Obesity and diabetes are increasingly common diseases that can lead to other complications such as fatty liver disease. Fatty liver disease affects one in five people and is caused by a built-up of fat in the liver, which can result in scarring of the liver tissue and other serious complications.

There is currently no cure for fatty liver disease. Drugs that have been effective in treating the condition in mice, lack efficacy in humans. To better understand why this is the case, Hunter, de Gracia Hahn, Duret, Im et al. conducted a review of over 5,000 published studies, analysing over 600 experiments.

Hunter et al. asked which drugs improved fatty liver in mice the most and if they had the same effect in humans. They also tested whether the age of the mice affected the outcome of the experiments. The analyses revealed that the drugs that work best in mice are different to the ones that show some effect in humans.

In mice, many of the drugs reduced their weight or lowered their blood sugar levels, which also improved the fatty liver condition. Moreover, drugs appeared to be less effective the older the mice were.
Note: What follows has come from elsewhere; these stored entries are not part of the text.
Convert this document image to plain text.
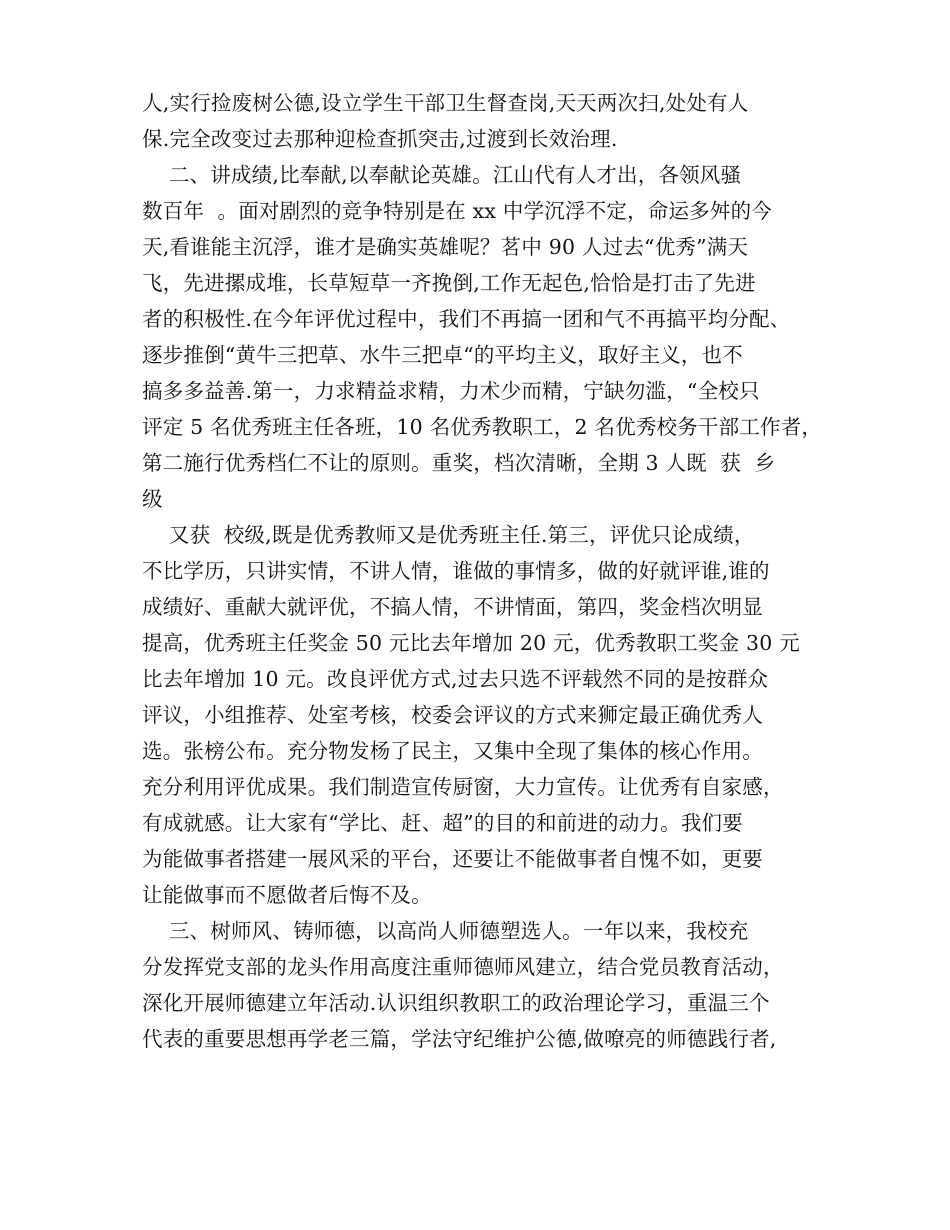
人,实行捡废树公德,设立学生干部卫生督查岗,天天两次扫,处处有人
保.完全改变过去那种迎检查抓突击,过渡到长效治理.
二、讲成绩,比奉献,以奉献论英雄。江山代有人才出，各领风骚
数百年  。面对剧烈的竞争特别是在 xx 中学沉浮不定，命运多舛的今
天,看谁能主沉浮，谁才是确实英雄呢？茗中 90 人过去“优秀”满天
飞，先进摞成堆，长草短草一齐挽倒,工作无起色,恰恰是打击了先进
者的积极性.在今年评优过程中，我们不再搞一团和气不再搞平均分配、
逐步推倒“黄牛三把草、水牛三把卓“的平均主义，取好主义，也不
搞多多益善.第一，力求精益求精，力术少而精，宁缺勿滥，“全校只
评定 5 名优秀班主任各班，10 名优秀教职工，2 名优秀校务干部工作者，
第二施行优秀档仁不让的原则。重奖，档次清晰，全期 3 人既  获  乡
级
又获  校级,既是优秀教师又是优秀班主任.第三，评优只论成绩，
不比学历，只讲实情，不讲人情，谁做的事情多，做的好就评谁,谁的
成绩好、重献大就评优，不搞人情，不讲情面，第四，奖金档次明显
提高，优秀班主任奖金 50 元比去年增加 20 元，优秀教职工奖金 30 元
比去年增加 10 元。改良评优方式,过去只选不评载然不同的是按群众
评议，小组推荐、处室考核，校委会评议的方式来狮定最正确优秀人
选。张榜公布。充分物发杨了民主，又集中全现了集体的核心作用。
充分利用评优成果。我们制造宣传厨窗，大力宣传。让优秀有自家感，
有成就感。让大家有“学比、赶、超”的目的和前进的动力。我们要
为能做事者搭建一展风采的平台，还要让不能做事者自愧不如，更要
让能做事而不愿做者后悔不及。
三、树师风、铸师德，以高尚人师德塑选人。一年以来，我校充
分发挥党支部的龙头作用高度注重师德师风建立，结合党员教育活动，
深化开展师德建立年活动.认识组织教职工的政治理论学习，重温三个
代表的重要思想再学老三篇，学法守纪维护公德,做嘹亮的师德践行者,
However, most of these drugs do not cause weight loss or lower blood sugar levels in humans, suggesting that factors other than the intended action of these drug could affect the outcome of a mouse study.

These findings will help shape future research into obesity, diabetes and fatty liver disease using mice. They highlight that results obtained from studies with mice so far do not predict if a drug will work in humans to treat fatty liver disease. Moreover, weight loss seems to be the most important factor linked to how efficiently a drug treats fatty liver disease.